Lancaster: American Physical Society, 1956. 1st Edition. ROBERT HOFSTADTER’S SEMINAL, NOBEL PRIZE WINNING PAPER SUMMARIZING HIS WORK ON ELECTRON SCATTERING AND ATOMIC STRUCTURE. Hofstadter was able to show results that were “achieved with a precision that had scarcely been attained before in high-energy physics, [and that showed] persuasively that the proton and the neutron are extended structures; “nuclei were thereby proven not to be homogeneous, but to have internal structures) (Nobel Prize Committee).

Robert Hofstadter (1915 – 1990) was an American physicist who won the 1961 Nobel Prize in Physics, with Rudolf Mössbauer, "for [their] pioneering studies of electron scattering in atomic nuclei and for his consequent discoveries concerning the structure of nucleons” (ibid).

In order to conduct the first ever high-energy electron scattering experiments, Hofstadter worked with the Stanford linear accelerator, adding apparatus he had developed for studying the internal structure of nuclei.
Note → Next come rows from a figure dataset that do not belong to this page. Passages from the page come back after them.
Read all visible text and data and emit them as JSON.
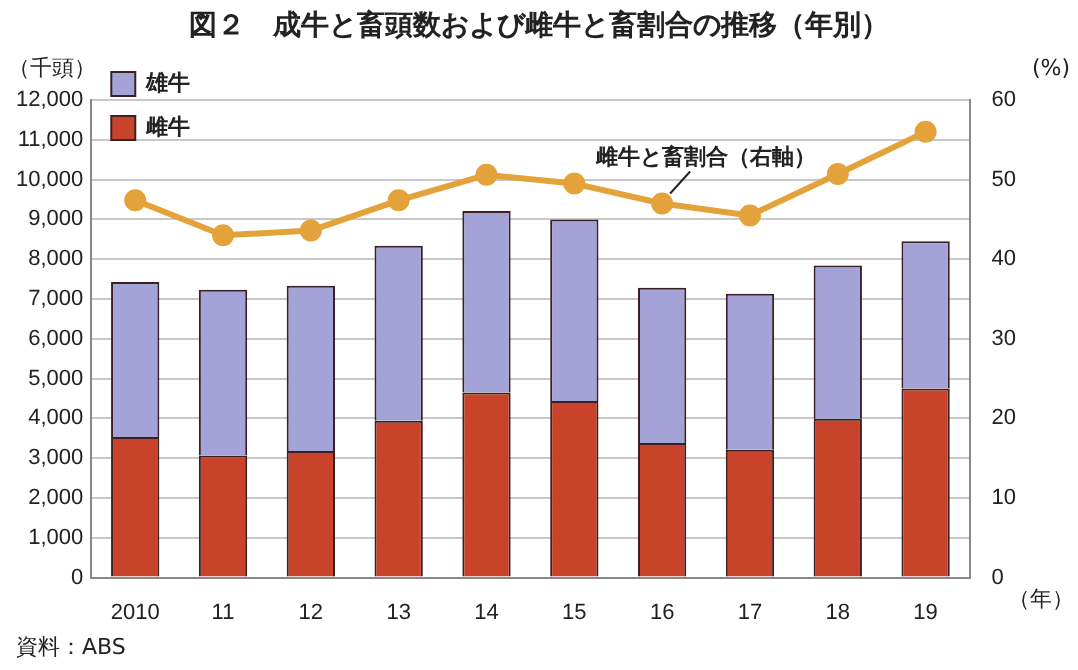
{
  "chart_data": {
    "type": "bar",
    "title": "図２　成牛と畜頭数および雌牛と畜割合の推移（年別）",
    "ylabel": "（千頭）",
    "y2label": "(%)",
    "xlabel": "（年）",
    "annotations": [
      "資料：ABS"
    ],
    "categories": [
      "2010",
      "11",
      "12",
      "13",
      "14",
      "15",
      "16",
      "17",
      "18",
      "19"
    ],
    "stacked": true,
    "series": [
      {
        "name": "雌牛",
        "color": "#c9432a",
        "values": [
          3530,
          3070,
          3180,
          3940,
          4650,
          4440,
          3380,
          3210,
          3990,
          4750
        ]
      },
      {
        "name": "雄牛",
        "color": "#a3a3d8",
        "values": [
          3900,
          4160,
          4150,
          4400,
          4560,
          4560,
          3900,
          3920,
          3850,
          3700
        ]
      },
      {
        "name": "雌牛と畜割合（右軸）",
        "type": "line",
        "axis": "y2",
        "color": "#e3a33a",
        "values": [
          47.4,
          43.0,
          43.6,
          47.4,
          50.6,
          49.5,
          47.0,
          45.5,
          50.7,
          56.0
        ]
      }
    ],
    "ylim": [
      0,
      12000
    ],
    "yticks": [
      0,
      {
        "value": 1000,
        "label": "1,000"
      },
      {
        "value": 2000,
        "label": "2,000"
      },
      {
        "value": 3000,
        "label": "3,000"
      },
      {
        "value": 4000,
        "label": "4,000"
      },
      {
        "value": 5000,
        "label": "5,000"
      },
      {
        "value": 6000,
        "label": "6,000"
      },
      {
        "value": 7000,
        "label": "7,000"
      },
      {
        "value": 8000,
        "label": "8,000"
      },
      {
        "value": 9000,
        "label": "9,000"
      },
      {
        "value": 10000,
        "label": "10,000"
      },
      {
        "value": 11000,
        "label": "11,000"
      },
      {
        "value": 12000,
        "label": "12,000"
      }
    ],
    "y2lim": [
      0,
      60
    ],
    "y2ticks": [
      0,
      10,
      20,
      30,
      40,
      50,
      60
    ],
    "grid": "y",
    "legend": "top left",
    "marker": "circle",
    "line_style": "solid"
  }
}
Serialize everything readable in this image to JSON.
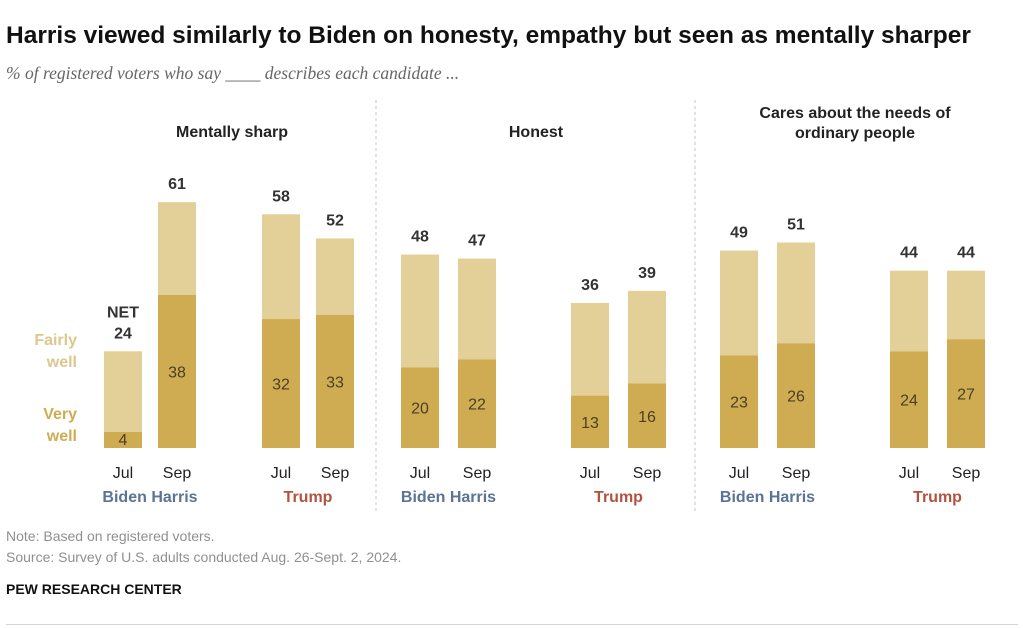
{
  "title": "Harris viewed similarly to Biden on honesty, empathy but seen as mentally sharper",
  "subtitle": "% of registered voters who say ____ describes each candidate ...",
  "note": "Note: Based on registered voters.",
  "source": "Source: Survey of U.S. adults conducted Aug. 26-Sept. 2, 2024.",
  "brand": "PEW RESEARCH CENTER",
  "colors": {
    "fairly_well": "#e3cf98",
    "very_well": "#cfac52",
    "democrat_label": "#5b7394",
    "republican_label": "#b1543f",
    "net_label": "#333333",
    "legend_label": "#dcc88e"
  },
  "legend": {
    "fairly_well": [
      "Fairly",
      "well"
    ],
    "very_well": [
      "Very",
      "well"
    ],
    "net": "NET"
  },
  "chart_data": {
    "type": "bar",
    "stacked": true,
    "ylim": [
      0,
      100
    ],
    "series_names": [
      "Very well",
      "Fairly well"
    ],
    "panels": [
      {
        "title": [
          "Mentally sharp"
        ],
        "groups": [
          {
            "label": "Biden Harris",
            "party": "democrat",
            "bars": [
              {
                "period": "Jul",
                "very_well": 4,
                "net": 24
              },
              {
                "period": "Sep",
                "very_well": 38,
                "net": 61
              }
            ]
          },
          {
            "label": "Trump",
            "party": "republican",
            "bars": [
              {
                "period": "Jul",
                "very_well": 32,
                "net": 58
              },
              {
                "period": "Sep",
                "very_well": 33,
                "net": 52
              }
            ]
          }
        ]
      },
      {
        "title": [
          "Honest"
        ],
        "groups": [
          {
            "label": "Biden Harris",
            "party": "democrat",
            "bars": [
              {
                "period": "Jul",
                "very_well": 20,
                "net": 48
              },
              {
                "period": "Sep",
                "very_well": 22,
                "net": 47
              }
            ]
          },
          {
            "label": "Trump",
            "party": "republican",
            "bars": [
              {
                "period": "Jul",
                "very_well": 13,
                "net": 36
              },
              {
                "period": "Sep",
                "very_well": 16,
                "net": 39
              }
            ]
          }
        ]
      },
      {
        "title": [
          "Cares about the needs of",
          "ordinary people"
        ],
        "groups": [
          {
            "label": "Biden Harris",
            "party": "democrat",
            "bars": [
              {
                "period": "Jul",
                "very_well": 23,
                "net": 49
              },
              {
                "period": "Sep",
                "very_well": 26,
                "net": 51
              }
            ]
          },
          {
            "label": "Trump",
            "party": "republican",
            "bars": [
              {
                "period": "Jul",
                "very_well": 24,
                "net": 44
              },
              {
                "period": "Sep",
                "very_well": 27,
                "net": 44
              }
            ]
          }
        ]
      }
    ]
  }
}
It was understood at that time that matter is composed of atoms with small nuclei surrounded by electrons. The high-energy beam of the accelerator was directed toward nuclei “and by examine the scattering of the electrons, [Hofstadter] could investigate how charges were distributed. [Hofstadter] could also investigate how the magnetic moment within the nuclei’s protons and neutrons was distributed” (Nobel Prize Portal).

Hofstadter’s experiments continued for years, reviewing his data in 1956 and presenting it in this paper. “The results showed that what long been assumed, namely, that the proton and neutron are different aspects of the same particle; and, moreover, that this particle, the nucleon, is an object of finite size, although not sharply delimited” (Kragh, Quantum Generations, 282-283).

“Contrary to heavy nuclei, which have a well-defined radius, the charge density of nucleons was found to decrease smoothly from the center… Hofstadter pictured the nucleons as being surrounded by clouds of mesons, with the clouds adding together in the proton and cancelling in the neutron. His experiments showed, as he said, at the end of his 1961 Nobel lecture, that “the proton and neutron, which were once thought to be elementary particles, are now seen to be highly complex bodies” (Kragh). Item #797

CONDITION & DETAILS: Lancaster: American Physical Society. Complete issue in original wraps. 4to. (10.5 x 8 inches; 263 x 200mm). This is not an ex-libris copy; ownership stamp of the physicist William Primak on the front wrap. Very slight wear at the edges of the wraps. and head of the spine. Near fine condition inside and out.